Mr. Gaskin does not dispute the deficiencies in tax; however, he disputes the fraud penalties. Mr. Gaskin argues that the comparatively modest tax adjustments shown in the notice of deficiency were not attributable to his fraud but to his honest mistakes. From his perspective the notice of deficiency makes tax adjustments by comparing Mr. Gaskin's correct tax liabilities with the amounts reported on his amended, nonfraudulent returns. He observes what he considers to be an inconsistency in that the fraud penalties are computed by comparing Mr. Gaskin's correct tax liabilities with the amounts shown on his original, fraudulent returns. Because in his view the notice of deficiency is predicated on the nonfraudulent returns, he reasons that the fraud penalties should not apply.

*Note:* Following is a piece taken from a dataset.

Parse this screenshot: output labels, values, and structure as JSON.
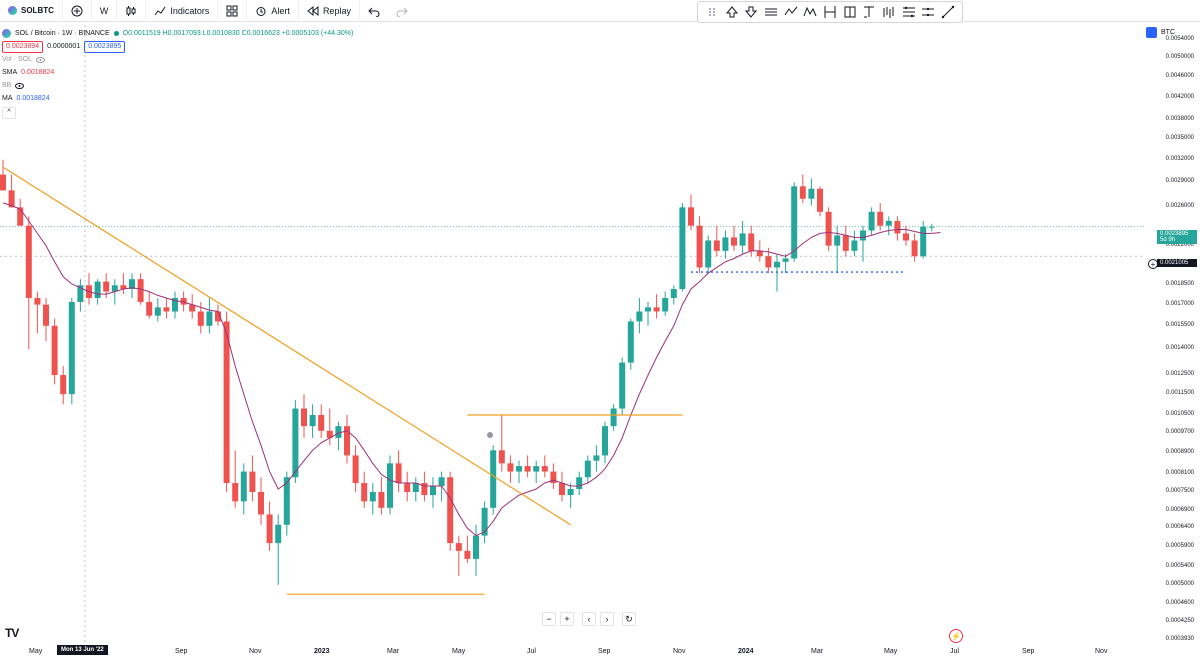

[*4] Section 6663 imposes a penalty equal to 75% of any portion of an underpayment that is attributable to fraud. Under section 6664(a) an underpayment is defined as the amount by which any tax imposed by the Code exceeds the sum of the amount of tax shown by the taxpayer on his return, plus the amounts previously assessed or collected without assessment over the amount of rebates, which include abatements, credits, refunds, and other payments to the taxpayer.

The regulations clarify the effect of an amended return on a previously filed fraudulent return for the purposes of determining an underpayment. Under section 1.6664-2(c)(2), Income Tax Regs., the amount shown on an amended return is not included in the “amount shown as the tax by the taxpayer on his return” for establishing the amount of the underpayment in determining the fraud penalty under section 6663.

Courts at every level have held that a taxpayer who filed a fraudulent return cannot avoid the fraud penalty by filing an amended return. In Badaracco v. Commissioner, 464 U.S. 386, 394 (1984), the U.S. Supreme Court held that “a taxpayer who submits a fraudulent return does not purge the fraud by subsequent voluntary disclosure; the fraud was committed, and the offense completed, when the original return was prepared and filed.” In Badaracco the taxpayer argued that [*5] an amended return restarted the period of limitations for that year. While the facts in this case differ, the same principle applies. In Brown v. Commissioner, T.C. Memo. 1996-416, 72 T.C.M. (CCH) 620 (1996), we held that a taxpayer was liable for a fraud penalty even after he filed an amended return. The subsequent filing of an amended return after an audit had begun did not purge the original fraudulent filing or fraudulent intent.

In his plea agreement Mr. Gaskin admitted to filing fraudulent returns. He agreed that from 2008 to 2011 he underpaid his taxes by over $100,000 and that the underpayment for each year was due to fraud. As a result the fraud penalty applies to each of the fraudulent returns. An amended return cannot erase the fraud he committed.

Decision will be entered for respondent.

FOOTNOTES

1 All section references are to the Internal Revenue Code (Code) in effect for the years in issue.